Furthermore, Cortex-X4 alongside its companion cores Cortex-A720 and Cortex-A520, can be scaled up to a 14-core cluster using the DSU-120 featuring L2 caches up to 2MB, as well as a 32MB L3 cache. This scalability ensures excellent performance and enables flexible configurations to meet the specific requirements of customers across various application markets. In addition to flagship smartphones, the enhanced performance and efficiency offered by Cortex-X4 will also help the expansion of the Windows-on-Arm laptop market.

Powerful Compute Cluster Enabled by System Optimization

In addition to the introduction of new CPUs and GPUs, TCS23 also places significant emphasis on enhancing system optimization technology, which is aimed at improving overall performance.

According to Chris Bergey, when developing GPUs, Arm also takes CPU and system performance into consideration. Taking the newly introduced Immortalis-G720 as an example, it can utilize a shared system-level cache of up to 32MB with the CPU, optimizing its configuration based on the workload.

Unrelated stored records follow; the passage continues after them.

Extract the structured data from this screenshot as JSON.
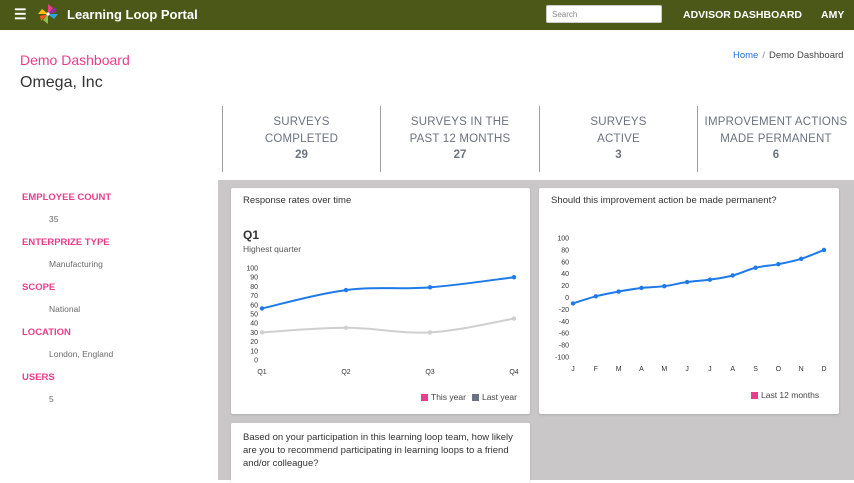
{
  "header": {
    "app_title": "Learning Loop Portal",
    "menu_icon": "hamburger-icon",
    "logo_icon": "pinwheel-logo-icon",
    "search_placeholder": "Search",
    "advisor_link": "ADVISOR DASHBOARD",
    "user": "AMY"
  },
  "page": {
    "subtitle": "Demo Dashboard",
    "title": "Omega, Inc"
  },
  "breadcrumb": {
    "home": "Home",
    "separator": "/",
    "current": "Demo Dashboard"
  },
  "stats": [
    {
      "label_line1": "SURVEYS",
      "label_line2": "COMPLETED",
      "value": "29"
    },
    {
      "label_line1": "SURVEYS IN THE",
      "label_line2": "PAST 12 MONTHS",
      "value": "27"
    },
    {
      "label_line1": "SURVEYS",
      "label_line2": "ACTIVE",
      "value": "3"
    },
    {
      "label_line1": "IMPROVEMENT ACTIONS",
      "label_line2": "MADE PERMANENT",
      "value": "6"
    }
  ],
  "sidebar": [
    {
      "label": "EMPLOYEE COUNT",
      "value": "35"
    },
    {
      "label": "ENTERPRIZE TYPE",
      "value": "Manufacturing"
    },
    {
      "label": "SCOPE",
      "value": "National"
    },
    {
      "label": "LOCATION",
      "value": "London, England"
    },
    {
      "label": "USERS",
      "value": "5"
    }
  ],
  "colors": {
    "topbar": "#4b5818",
    "accent_pink": "#e83e8c",
    "line_blue": "#1e7ae8",
    "line_gray": "#cfcfcf",
    "legend_gray": "#6b7280"
  },
  "cards": {
    "response_rates": {
      "title": "Response rates over time",
      "highlight": "Q1",
      "highlight_sub": "Highest quarter",
      "legend_this_year": "This year",
      "legend_last_year": "Last year"
    },
    "permanent": {
      "title": "Should this improvement action be made permanent?",
      "legend": "Last 12 months"
    },
    "recommend": {
      "text": "Based on your participation in this learning loop team, how likely are you to recommend participating in learning loops to a friend and/or colleague?"
    }
  },
  "chart_data": [
    {
      "type": "line",
      "title": "Response rates over time",
      "categories": [
        "Q1",
        "Q2",
        "Q3",
        "Q4"
      ],
      "y_ticks": [
        0,
        10,
        20,
        30,
        40,
        50,
        60,
        70,
        80,
        90,
        100
      ],
      "ylim": [
        0,
        100
      ],
      "grid": false,
      "legend_position": "bottom-right",
      "series": [
        {
          "name": "This year",
          "values": [
            56,
            76,
            79,
            90
          ],
          "color": "#1e7ae8",
          "markers": true
        },
        {
          "name": "Last year",
          "values": [
            30,
            35,
            30,
            45
          ],
          "color": "#cfcfcf",
          "markers": true
        }
      ]
    },
    {
      "type": "line",
      "title": "Should this improvement action be made permanent?",
      "categories": [
        "J",
        "F",
        "M",
        "A",
        "M",
        "J",
        "J",
        "A",
        "S",
        "O",
        "N",
        "D"
      ],
      "y_ticks": [
        -100,
        -80,
        -60,
        -40,
        -20,
        0,
        20,
        40,
        60,
        80,
        100
      ],
      "ylim": [
        -100,
        100
      ],
      "grid": false,
      "legend_position": "bottom-right",
      "series": [
        {
          "name": "Last 12 months",
          "values": [
            -10,
            2,
            10,
            16,
            19,
            26,
            30,
            37,
            50,
            56,
            65,
            80
          ],
          "color": "#1e7ae8",
          "markers": true
        }
      ]
    }
  ]
}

The aim is to access data locally, minimizing the use of external DRAM and reducing GPU power consumption.

In terms of CPU clusters, Arm has upgraded its DSU (DynamIQ Shared Unit) to DSU-120. Alongside the previously mentioned 14-core scalability and 32MB system cache, another notable feature is the provision of different power modes for different workloads.

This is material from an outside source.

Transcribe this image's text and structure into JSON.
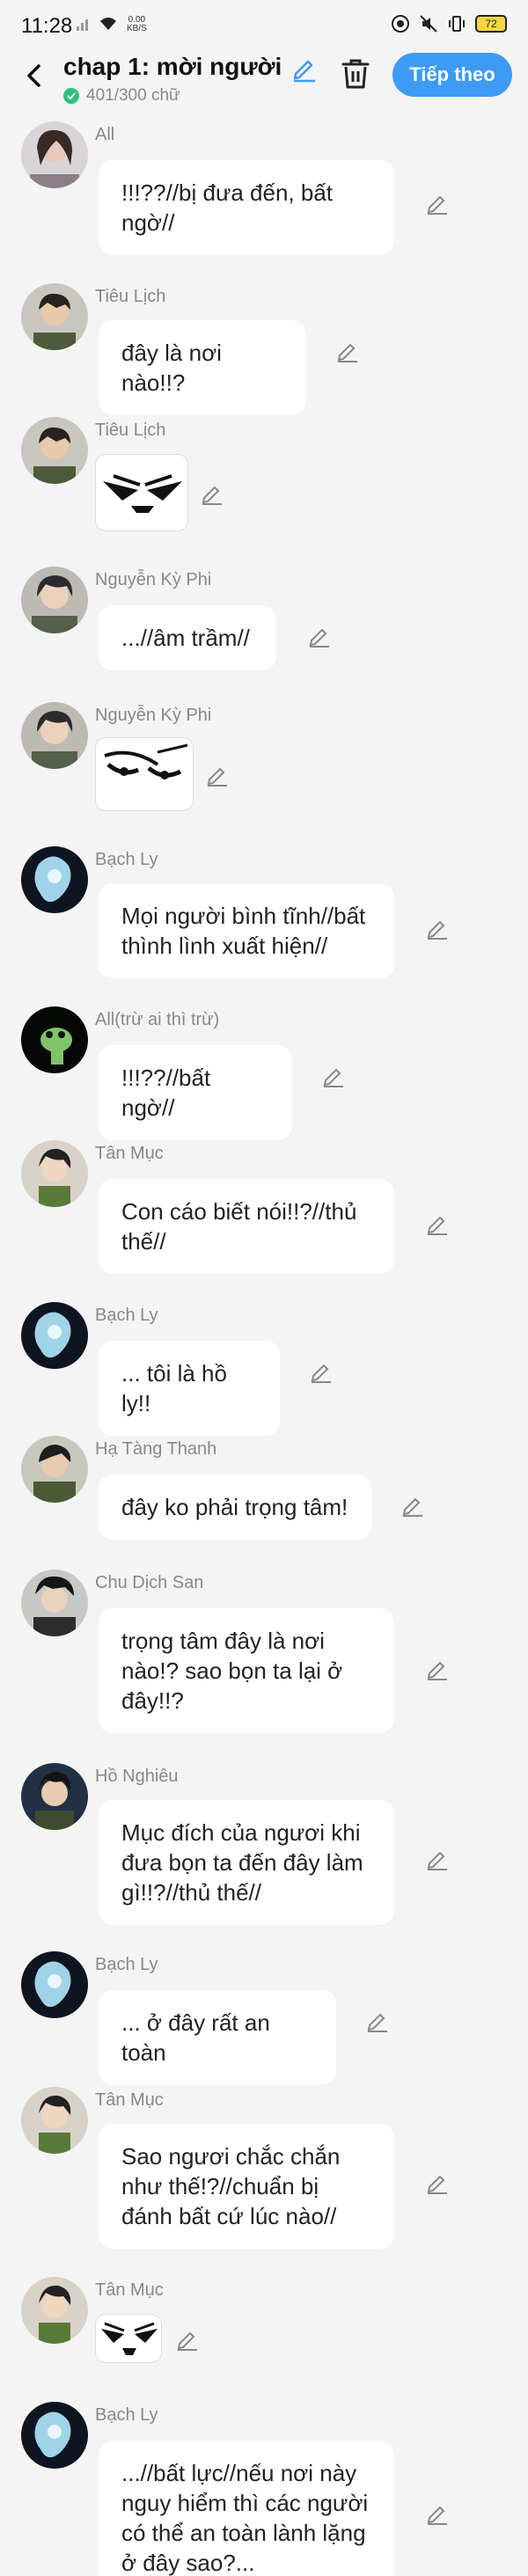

Stefan Rosinger stated that mobile devices utilize different cores such as Cortex-X and Cortex-A. With this functionality, specific cores can be powered on or off based on different workloads. As shown in the figure, when comparing the wide range of CPU use cases, it is evident how power savings can be achieved across various usage scenarios. The newly introduced power modes of DSU-120 can effectively reduce chip leakage current.

"The scaling of the on-chip memory does not keep pace with logic scaling, so we need to carefully consider power consumption when increasing L3 cache capacity to improve performance. As the larger cache introduces new power consumption requirements, the reduction of leakage power is increasingly critical."

Different Modes for Different Workloads

With different power modes for different workloads, DSU-120 can effectively reduce chip leakage current.

Embracing the Era of Heterogeneous Integration

In the upcoming years, Arm will continue to develop its next-generation key IP, including the Krake GPU and Blackhawk CPU, to fulfill the increasing demands of its partners for improved computing and graphics performance.

However, as chips approach the scaling limit of the 2nm process, it has become an inevitable trend to move towards 3D stacking and advanced packaging technologies. As Arm provides intellectual property (IP) for system-on-a-chip (SoC) designers, what impact and changes will this transition bring?

Chris Bergey emphasized the importance of considering the trade-off between performance, power, and area as the semiconductor process reaches its scaling limits. This is crucial to adapt to process advancements and enable customers to maximize the benefits. As the semiconductor industry enters the era of 3D stacking and advanced packaging technology, it becomes imperative to approach designs from a system perspective and partition them to offer customers optimal solutions. For instance, it may involve keeping memory in a mature process while utilizing advanced processes for computing cores. Therefore, close collaboration with foundries such as TSMC is essential, as a deep understanding of process technology will enable Arm and partners to develop the best solutions.

He highlighted that advanced packaging components utilizing heterogeneous integration will become increasingly prevalent in the mobile market in the future. Arm is committed to embracing this trend and maintaining its leadership in the "More than Moore" era. "The ever-growing demand for computing is insatiable, and I believe the future is full of hope and possibilities, a future built on Arm!"